- Era: 2nd century BCE
- Known for: Governor of Coele-Syria under the Seleucid Empire; defection to Demetrius II Nicator; military conflict with Jonathan Maccabeus

= Apollonius Taos =

Governor of Coele-Syria under the Seleucid Empire

Apollonius Taos (Ἀπολλώνιος ὁ Ταῷς) was a governor of Coele-Syria under the Seleucid Empire during the 2nd century BCE.

== Background ==
Apollonius served as governor under Alexander Balas, who ruled the Seleucid Empire from 150 to 142 BCE.

This period was marked by internal strife and external threats, creating instability within the empire. A few years earlier, in 175 B.C., Antiochus IV Epiphanes had set a violent precedent by seizing the throne from his brother, Seleucus IV Philopator, and having him assassinated.

This event initiated a pattern of violent succession crises within the Seleucid dynasty. Rival claimants to the throne often relied on foreign powers and internal factions to assert their claims, further destabilizing the empire until its eventual decline and conquest by the Roman Empire.

== Defection to Demetrius II ==
In 147 BCE, while Alexander Balas was addressing northern invasions, Apollonius Taos defected to Demetrius II Nicator. This defection was supported by the Hellenized Philistine cities, which aligned with Apollonius against Alexander. Apollonius challenged Jonathan Maccabeus, a Jewish leader and ally of Alexander, to battle, suggesting that the Jews might leave the mountains and venture into the plain.

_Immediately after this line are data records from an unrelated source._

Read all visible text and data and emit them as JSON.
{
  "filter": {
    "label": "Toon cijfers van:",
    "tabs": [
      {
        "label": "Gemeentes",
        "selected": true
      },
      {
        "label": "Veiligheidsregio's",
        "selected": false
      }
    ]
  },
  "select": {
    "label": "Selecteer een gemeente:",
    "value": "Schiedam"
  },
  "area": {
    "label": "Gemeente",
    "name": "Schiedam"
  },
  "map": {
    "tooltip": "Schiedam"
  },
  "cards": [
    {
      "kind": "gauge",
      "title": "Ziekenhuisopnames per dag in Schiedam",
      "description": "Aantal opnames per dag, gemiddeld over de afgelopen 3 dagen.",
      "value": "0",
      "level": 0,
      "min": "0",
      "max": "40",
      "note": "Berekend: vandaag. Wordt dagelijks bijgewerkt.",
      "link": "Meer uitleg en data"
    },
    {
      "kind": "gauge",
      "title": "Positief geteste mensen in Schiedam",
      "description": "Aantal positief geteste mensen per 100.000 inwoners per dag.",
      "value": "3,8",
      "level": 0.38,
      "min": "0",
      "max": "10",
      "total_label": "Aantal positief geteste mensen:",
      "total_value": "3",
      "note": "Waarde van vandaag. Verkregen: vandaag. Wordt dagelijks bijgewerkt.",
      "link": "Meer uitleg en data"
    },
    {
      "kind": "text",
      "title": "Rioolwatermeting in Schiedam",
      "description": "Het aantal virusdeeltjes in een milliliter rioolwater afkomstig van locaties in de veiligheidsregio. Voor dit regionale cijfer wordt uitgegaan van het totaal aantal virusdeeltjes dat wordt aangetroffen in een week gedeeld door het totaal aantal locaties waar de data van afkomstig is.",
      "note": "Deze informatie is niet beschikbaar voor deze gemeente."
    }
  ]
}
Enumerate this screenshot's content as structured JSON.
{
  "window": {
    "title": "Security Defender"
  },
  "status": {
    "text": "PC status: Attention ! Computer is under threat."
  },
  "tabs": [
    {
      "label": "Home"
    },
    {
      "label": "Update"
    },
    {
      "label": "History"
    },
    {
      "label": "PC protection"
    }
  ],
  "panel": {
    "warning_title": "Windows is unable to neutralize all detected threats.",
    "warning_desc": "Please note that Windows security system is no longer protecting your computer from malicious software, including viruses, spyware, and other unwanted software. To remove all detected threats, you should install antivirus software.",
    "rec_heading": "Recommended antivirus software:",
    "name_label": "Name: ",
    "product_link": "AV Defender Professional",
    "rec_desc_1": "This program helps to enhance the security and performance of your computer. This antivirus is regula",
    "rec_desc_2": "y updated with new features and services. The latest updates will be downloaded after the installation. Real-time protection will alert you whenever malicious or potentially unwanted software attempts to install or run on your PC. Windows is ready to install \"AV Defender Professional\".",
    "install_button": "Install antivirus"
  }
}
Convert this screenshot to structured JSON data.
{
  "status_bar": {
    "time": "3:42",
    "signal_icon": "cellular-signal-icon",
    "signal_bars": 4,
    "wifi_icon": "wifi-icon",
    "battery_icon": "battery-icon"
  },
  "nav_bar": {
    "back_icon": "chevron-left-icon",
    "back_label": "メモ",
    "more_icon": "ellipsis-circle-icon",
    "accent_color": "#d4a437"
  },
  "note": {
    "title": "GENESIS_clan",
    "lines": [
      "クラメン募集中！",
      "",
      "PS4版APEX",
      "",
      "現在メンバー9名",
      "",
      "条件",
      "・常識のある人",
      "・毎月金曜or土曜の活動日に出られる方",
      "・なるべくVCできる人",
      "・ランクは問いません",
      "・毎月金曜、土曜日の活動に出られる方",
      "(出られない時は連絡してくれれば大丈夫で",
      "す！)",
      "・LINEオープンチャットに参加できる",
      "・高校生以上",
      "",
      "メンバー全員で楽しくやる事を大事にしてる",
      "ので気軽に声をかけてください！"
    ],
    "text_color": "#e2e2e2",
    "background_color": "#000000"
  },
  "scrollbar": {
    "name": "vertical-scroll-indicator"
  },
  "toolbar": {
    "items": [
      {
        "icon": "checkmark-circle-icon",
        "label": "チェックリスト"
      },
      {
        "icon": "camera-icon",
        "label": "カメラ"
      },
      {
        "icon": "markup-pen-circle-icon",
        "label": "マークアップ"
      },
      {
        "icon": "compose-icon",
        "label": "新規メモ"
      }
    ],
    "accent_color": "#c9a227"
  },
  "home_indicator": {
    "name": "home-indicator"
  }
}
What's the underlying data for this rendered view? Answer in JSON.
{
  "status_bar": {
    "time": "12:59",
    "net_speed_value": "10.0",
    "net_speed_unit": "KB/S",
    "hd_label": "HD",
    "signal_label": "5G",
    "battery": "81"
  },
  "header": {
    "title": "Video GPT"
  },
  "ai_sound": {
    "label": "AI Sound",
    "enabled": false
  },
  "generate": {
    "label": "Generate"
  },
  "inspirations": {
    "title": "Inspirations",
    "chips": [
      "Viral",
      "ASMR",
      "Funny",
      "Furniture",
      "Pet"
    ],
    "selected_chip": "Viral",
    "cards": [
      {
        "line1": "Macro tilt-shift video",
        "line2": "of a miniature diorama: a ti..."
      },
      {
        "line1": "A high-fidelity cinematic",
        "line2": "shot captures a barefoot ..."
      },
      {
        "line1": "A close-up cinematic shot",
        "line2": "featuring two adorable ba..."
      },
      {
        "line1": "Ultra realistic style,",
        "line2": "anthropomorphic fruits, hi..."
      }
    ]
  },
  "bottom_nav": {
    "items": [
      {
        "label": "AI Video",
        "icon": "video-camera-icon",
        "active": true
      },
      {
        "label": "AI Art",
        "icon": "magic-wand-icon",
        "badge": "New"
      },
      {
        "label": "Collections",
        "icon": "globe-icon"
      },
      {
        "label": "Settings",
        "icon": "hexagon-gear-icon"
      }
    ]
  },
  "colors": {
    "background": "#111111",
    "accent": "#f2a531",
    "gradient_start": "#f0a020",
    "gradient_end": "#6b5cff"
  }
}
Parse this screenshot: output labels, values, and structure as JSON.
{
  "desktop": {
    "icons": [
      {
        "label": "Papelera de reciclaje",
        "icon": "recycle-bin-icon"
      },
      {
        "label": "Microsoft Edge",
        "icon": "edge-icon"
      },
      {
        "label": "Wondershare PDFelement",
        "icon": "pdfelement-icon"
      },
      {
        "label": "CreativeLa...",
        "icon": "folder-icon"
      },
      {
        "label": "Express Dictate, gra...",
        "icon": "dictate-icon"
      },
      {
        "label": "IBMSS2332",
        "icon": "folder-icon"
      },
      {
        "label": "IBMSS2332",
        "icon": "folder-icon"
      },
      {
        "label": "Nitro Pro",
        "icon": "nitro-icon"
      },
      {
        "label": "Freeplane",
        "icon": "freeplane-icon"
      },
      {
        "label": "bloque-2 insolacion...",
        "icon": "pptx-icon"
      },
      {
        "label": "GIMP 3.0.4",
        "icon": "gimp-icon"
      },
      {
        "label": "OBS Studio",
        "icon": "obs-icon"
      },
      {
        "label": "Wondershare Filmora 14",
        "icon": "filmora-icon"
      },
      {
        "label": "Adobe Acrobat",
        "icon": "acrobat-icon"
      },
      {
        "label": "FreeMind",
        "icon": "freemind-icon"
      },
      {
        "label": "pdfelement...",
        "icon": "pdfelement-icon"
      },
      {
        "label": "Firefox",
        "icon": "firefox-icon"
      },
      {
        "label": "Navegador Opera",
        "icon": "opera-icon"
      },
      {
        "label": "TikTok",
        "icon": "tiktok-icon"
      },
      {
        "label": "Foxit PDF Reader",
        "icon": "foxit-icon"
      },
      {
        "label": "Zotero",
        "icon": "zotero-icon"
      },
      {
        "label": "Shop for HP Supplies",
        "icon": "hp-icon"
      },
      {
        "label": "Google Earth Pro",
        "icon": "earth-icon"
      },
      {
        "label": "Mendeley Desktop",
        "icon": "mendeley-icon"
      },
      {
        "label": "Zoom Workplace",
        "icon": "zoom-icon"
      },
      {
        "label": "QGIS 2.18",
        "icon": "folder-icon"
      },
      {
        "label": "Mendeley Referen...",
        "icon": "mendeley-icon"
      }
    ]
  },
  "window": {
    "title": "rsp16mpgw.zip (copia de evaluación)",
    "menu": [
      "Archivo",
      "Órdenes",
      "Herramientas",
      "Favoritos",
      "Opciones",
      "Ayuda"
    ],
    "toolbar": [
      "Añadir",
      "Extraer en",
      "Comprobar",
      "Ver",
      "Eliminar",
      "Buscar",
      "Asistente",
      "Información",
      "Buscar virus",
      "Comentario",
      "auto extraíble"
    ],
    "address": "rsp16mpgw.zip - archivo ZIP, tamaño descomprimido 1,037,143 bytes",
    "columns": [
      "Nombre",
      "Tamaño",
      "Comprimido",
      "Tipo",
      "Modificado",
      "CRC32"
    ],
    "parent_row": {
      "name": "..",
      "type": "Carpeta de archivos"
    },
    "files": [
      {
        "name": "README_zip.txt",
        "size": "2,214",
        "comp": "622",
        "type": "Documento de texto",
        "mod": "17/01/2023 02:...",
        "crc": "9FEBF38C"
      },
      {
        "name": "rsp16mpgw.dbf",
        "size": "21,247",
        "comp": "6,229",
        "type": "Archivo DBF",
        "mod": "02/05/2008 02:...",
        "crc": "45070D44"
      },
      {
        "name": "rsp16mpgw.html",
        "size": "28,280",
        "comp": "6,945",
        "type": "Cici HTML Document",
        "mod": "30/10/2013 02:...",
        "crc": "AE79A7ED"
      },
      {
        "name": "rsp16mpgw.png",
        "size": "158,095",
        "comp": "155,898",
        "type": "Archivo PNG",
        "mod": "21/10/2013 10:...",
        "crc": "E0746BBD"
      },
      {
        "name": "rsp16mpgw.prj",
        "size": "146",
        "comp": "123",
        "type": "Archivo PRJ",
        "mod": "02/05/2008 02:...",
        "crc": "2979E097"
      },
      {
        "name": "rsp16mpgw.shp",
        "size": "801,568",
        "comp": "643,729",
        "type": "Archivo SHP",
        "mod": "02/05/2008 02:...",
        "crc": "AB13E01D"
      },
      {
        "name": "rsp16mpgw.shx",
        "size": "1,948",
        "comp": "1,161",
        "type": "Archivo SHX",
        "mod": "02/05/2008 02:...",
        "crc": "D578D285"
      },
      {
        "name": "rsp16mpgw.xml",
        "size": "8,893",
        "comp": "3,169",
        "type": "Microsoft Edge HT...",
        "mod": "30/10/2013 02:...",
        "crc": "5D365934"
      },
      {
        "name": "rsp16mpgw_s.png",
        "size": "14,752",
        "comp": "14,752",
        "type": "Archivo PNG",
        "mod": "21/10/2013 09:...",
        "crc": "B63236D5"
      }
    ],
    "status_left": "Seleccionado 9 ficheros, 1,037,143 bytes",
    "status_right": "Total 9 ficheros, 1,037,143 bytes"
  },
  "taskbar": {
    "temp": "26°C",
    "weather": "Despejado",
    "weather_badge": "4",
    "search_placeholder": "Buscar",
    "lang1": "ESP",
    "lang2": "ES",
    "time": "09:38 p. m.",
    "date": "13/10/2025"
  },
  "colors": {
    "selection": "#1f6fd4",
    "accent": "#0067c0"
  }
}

== Conflict with Jonathan Maccabeus ==
In response, the Maccabean Jonathan Apphus and his brother Simon Thassi led a force of 10,000 men against Apollonius's forces stationed in Jaffa. The city, unprepared for an attack, opened its gates to them out of fear. Apollonius then received reinforcements from Azotus and confronted Jonathan with 3,000 men, relying on his superior cavalry. Despite being outnumbered, Jonathan's forces successfully resisted and ultimately defeated Apollonius's army. Jonathan pursued the fleeing forces to Azotus, capturing and burning the city along with the temple of Dagon. In reward for his victory, Alexander Balas granted Jonathan the city of Ekron with its surrounding territory.